Get rid of centos 6 … I’m sure that that OS is so out of date, and will have no route to update to modern software, cut your losses and install an OS such as rocky or alma, if you fancy a change you could install a debian based OS the choice is yours, you will get nowhere with centos 6
Of course it is possible to restart it on the command line. It’s the same as any other service.
systemctl restart webmin (on systemd systems, or service webmin restart on non-systemd Linux systems…there are also stop and start scripts in the install directory of Webmin if you used the tarball installation…which you definitely should not do, on any system with a supported package manager).
Webmin should have been installed using an RPM from the Webmin yum repository. If you did that, you can install an older version with yum install webmin-<version> (use yum list webmin --showduplicates to see what versions are available).

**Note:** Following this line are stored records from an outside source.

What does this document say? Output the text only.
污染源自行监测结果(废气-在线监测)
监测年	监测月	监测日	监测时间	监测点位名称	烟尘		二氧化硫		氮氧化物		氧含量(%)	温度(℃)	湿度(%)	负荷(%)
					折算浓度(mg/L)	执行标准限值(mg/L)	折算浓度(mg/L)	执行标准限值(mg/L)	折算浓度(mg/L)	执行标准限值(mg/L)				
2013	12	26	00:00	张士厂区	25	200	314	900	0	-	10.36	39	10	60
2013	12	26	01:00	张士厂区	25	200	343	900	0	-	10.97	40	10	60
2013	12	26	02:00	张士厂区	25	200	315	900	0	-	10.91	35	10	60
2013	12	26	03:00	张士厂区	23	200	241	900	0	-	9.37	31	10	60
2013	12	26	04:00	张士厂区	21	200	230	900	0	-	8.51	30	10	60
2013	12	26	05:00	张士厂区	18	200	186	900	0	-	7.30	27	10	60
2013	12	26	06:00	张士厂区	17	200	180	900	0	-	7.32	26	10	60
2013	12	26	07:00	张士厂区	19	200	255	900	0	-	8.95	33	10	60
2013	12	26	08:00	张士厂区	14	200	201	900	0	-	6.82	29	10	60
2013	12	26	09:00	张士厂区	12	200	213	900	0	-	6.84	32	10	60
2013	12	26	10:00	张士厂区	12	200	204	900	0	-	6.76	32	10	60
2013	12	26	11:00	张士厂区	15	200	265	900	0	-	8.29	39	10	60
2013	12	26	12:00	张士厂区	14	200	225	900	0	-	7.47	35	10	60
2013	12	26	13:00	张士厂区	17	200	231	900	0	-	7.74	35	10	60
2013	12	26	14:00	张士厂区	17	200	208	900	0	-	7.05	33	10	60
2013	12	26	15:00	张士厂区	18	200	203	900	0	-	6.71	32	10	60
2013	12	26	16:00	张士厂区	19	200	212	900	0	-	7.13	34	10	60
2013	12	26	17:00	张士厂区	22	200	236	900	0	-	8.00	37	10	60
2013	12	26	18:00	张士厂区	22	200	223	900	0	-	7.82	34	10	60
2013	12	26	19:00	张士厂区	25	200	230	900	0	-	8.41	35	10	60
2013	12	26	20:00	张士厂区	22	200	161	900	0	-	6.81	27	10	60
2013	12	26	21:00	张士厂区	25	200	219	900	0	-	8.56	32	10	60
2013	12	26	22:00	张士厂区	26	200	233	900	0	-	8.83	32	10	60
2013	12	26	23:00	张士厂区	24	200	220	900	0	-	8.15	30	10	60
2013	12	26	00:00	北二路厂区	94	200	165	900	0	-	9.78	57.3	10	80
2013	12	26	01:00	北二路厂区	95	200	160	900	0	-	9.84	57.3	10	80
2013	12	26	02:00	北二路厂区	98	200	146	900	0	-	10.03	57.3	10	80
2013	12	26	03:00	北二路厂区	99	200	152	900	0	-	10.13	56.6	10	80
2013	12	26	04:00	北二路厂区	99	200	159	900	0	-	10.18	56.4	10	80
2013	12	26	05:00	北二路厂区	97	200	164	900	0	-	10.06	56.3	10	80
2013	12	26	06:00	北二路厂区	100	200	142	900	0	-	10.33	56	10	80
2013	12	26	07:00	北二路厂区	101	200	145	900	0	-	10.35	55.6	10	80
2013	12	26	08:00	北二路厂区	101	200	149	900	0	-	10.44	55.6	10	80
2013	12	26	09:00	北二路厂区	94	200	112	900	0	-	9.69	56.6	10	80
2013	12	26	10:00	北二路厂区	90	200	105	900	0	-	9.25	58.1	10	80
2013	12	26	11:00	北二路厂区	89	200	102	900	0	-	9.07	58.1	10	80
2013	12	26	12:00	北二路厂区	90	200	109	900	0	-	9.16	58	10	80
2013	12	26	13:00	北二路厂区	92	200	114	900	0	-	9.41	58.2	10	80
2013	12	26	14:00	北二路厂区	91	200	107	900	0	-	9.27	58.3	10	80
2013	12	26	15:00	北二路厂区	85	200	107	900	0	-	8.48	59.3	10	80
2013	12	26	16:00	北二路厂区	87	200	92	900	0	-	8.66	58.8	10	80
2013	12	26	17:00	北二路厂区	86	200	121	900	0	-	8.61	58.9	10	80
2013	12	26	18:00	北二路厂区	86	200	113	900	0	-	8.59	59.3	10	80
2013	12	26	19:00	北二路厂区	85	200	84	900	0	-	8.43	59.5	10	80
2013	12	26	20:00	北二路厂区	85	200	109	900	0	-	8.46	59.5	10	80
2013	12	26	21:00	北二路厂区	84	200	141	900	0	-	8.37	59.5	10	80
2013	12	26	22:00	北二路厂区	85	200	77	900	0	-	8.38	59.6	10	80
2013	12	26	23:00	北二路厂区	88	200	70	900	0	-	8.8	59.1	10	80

We don’t try to break old distributions, but we don’t try to support them, either, and CentOS 6 has been unsupported by the CentOS project for about four years, and it has a Perl version that was old even when CentOS 6 was new. Our oldest explicitly supported Perl version is now 5.16.1. (This is probably not a Perl version problem, as I think only Virtualmin has code that definitely uses newer features, but we’re not going to try to support a 15 year old Perl version on an OS that the vendor stopped supporting four years ago.)
In short, if you think it’s safe to run old software, you probably need to run an old Webmin, too. Whatever the last version that worked for you. There haven’t been major security issues in Webmin in quite a long time, so it’s probably not a security risk…but CentOS 6 certainly has numerous major unpatched security issues, so…I guess you don’t care much about security.
What I’d recommend is you upgrade to a supported distributions. CentOS 7 reaches end of life in a few days, so that’s not a suitable replacement. CentOS 8 reached end of life last month (and stopped being an EL style OS long before that). For CentOS users, the best upgrade path is Rocky 9 or Alma 9 (I use Rocky on all my servers). RHEL 9 would also be a good option, though it may or may not be free to use, depending on a few factors.